Луначарский безуспешно пытался подцепить палочками орех гинкго, выскакивавший при любой попытке донести его до рта. Он склонился, чтобы перехватить орех на полпути.
— А я думаю, — продолжил настоятель, — что к общению нас побуждает любовь или сочувствие. — Взяв пальцами ядрышко ореха гинкго, он отправил его прямо в рот.
— Значит, вы ищете в Машине сопереживание? — спросила Элли. — Не рискованно ли?
— Я могу сопереживать и цветку, — продолжал настоятель. — Я могу общаться с камнем. Уверен, у вас не будет сложностей при общении с созданиями — я правильно сказал? — из другого мира.
— Вполне могу поверить, что камни говорят, — заметил Луначарский, прожевывая орех. Он последовал примеру настоятеля. — Но я сомневаюсь в том, что камень способен понять вас. Какие могут быть у вас доказательства? Мир и так полон ошибок. Вы уверены, что не обманываете себя?
— Вполне законный научный скептицизм, — улыбнулся в ответ настоятель. С точки зрения Элли, улыбка была просто неотразима: невинная, чуть ли не детская.
— Чтобы общаться с камнем, надо постараться стать… не таким занятым. Следует не столько думать, сколько говорить. Когда я утверждаю, что общаюсь с камнем, то имею в виду не слова. Христиане говорят: «В начале было Слово». Но я говорю об общении предначальном, лежащем в основе основ.
— О Слове говорится лишь в Евангелии от Иоанна, — менторским тоном заметила Элли и укорила себя в бестактности, еще не договорив последнего слова. — В более ранних, синоптических Евангелиях этого нет. Мотив заимствован из греческой философии. Но о каком общении без слов вы говорите?
— Ваш вопрос состоит из слов. Вы просите меня словами описать нечто, не имеющее ничего общего со словами. Попробую. Есть такая японская сказка «Сон муравьев». Дело происходит в муравьином королевстве. История долгая, я не стану все пересказывать. Но смысл таков: чтобы понять муравья — стань муравьем.
— Ну, на самом деле язык муравьев имеет химическую природу, — заметил Луначарский, проницательно глянув на настоятеля. — Они наносят определенными молекулами метки, помечающие дорогу к еде. Чтобы понять муравья, нам потребуется газовый хроматограф или же масс-спектрометр. Так что нет необходимости становиться муравьем.
— Возможно, вам под силу стать муравьем только таким вот способом, — не глядя на него, возразил настоятель. — Объясните мне, зачем вам, ученым, изучать следы, оставленные муравьями?
— Энтомолог сказал бы, — предположила Элли, — чтобы понять муравьев и их общество. Познание доставляет ученым удовольствие.
— Это просто другой способ признаться в любви к муравьям.
Элли слегка пожала плечами.
— Да, но те, кто платит энтомологам, скажут иначе. Они скажут, что хотят управлять муравьями, уметь изгонять их из любого жилья. Или глубже понять агробиологию почвы. Биологические методы безопаснее пестицидов. Едва ли здесь можно усмотреть любовь к муравьям.

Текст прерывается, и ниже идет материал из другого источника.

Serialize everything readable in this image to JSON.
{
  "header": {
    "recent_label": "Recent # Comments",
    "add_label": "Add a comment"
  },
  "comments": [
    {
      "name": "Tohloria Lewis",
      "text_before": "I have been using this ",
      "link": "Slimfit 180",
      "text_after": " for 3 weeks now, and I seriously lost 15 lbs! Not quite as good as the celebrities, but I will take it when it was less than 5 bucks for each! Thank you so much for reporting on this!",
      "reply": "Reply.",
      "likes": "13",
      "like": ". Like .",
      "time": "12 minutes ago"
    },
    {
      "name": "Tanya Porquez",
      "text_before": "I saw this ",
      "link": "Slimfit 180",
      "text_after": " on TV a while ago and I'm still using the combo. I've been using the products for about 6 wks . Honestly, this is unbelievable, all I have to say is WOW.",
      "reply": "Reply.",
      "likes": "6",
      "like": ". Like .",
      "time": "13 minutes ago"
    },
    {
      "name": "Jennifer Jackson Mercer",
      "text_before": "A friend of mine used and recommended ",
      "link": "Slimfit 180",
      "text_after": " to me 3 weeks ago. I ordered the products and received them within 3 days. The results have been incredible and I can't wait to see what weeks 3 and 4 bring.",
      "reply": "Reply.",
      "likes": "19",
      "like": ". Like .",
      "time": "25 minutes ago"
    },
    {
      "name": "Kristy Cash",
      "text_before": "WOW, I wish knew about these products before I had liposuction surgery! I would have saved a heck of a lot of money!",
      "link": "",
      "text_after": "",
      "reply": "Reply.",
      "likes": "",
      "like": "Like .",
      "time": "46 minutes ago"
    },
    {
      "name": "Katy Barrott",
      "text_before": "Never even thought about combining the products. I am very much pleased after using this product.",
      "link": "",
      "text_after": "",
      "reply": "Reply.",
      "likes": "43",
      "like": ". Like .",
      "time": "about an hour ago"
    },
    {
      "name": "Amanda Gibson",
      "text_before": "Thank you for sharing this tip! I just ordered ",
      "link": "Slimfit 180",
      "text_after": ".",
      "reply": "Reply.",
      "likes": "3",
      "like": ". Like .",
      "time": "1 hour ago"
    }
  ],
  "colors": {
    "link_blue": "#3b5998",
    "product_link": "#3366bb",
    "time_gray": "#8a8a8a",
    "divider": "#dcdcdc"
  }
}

— Скорее нашу заинтересованность, — заметил Луначарский. — Пестициды ядовиты и для людей.
— Зачем вспоминать о пестицидах во время такого обеда? — возмутилась сидевшая напротив Сукхавати.

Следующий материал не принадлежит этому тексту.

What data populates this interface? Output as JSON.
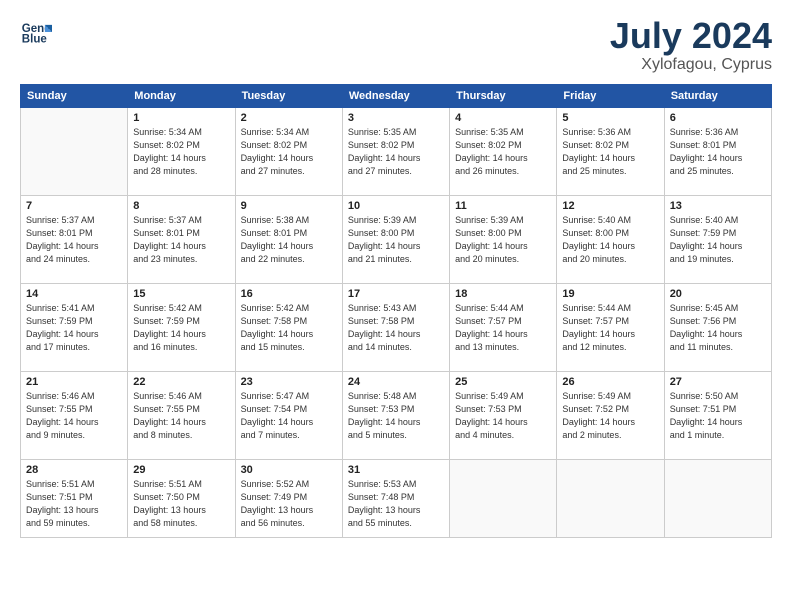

— Помечтаем о муравьях в иное время, — негромко сказал настоятель, улыбнувшись Элли той же неотразимой и невозмутимой улыбкой.
Обувшись с помощью метровой длины рожков, они пошли к маленькой стайке автомобилей, а официанты и хозяин ресторана улыбались и церемонно кланялись. Элли и Си смотрели, как настоятель садится в лимузин вместе с кем-то из хозяев-японцев.
— Я спросил у настоятеля, если он способен разговаривать с камнем, значит, может общаться и с мертвыми? — проговорил Си.
— И что он ответил?
— Он сказал, что с мертвыми общаться несложно. Куда труднее — с живыми.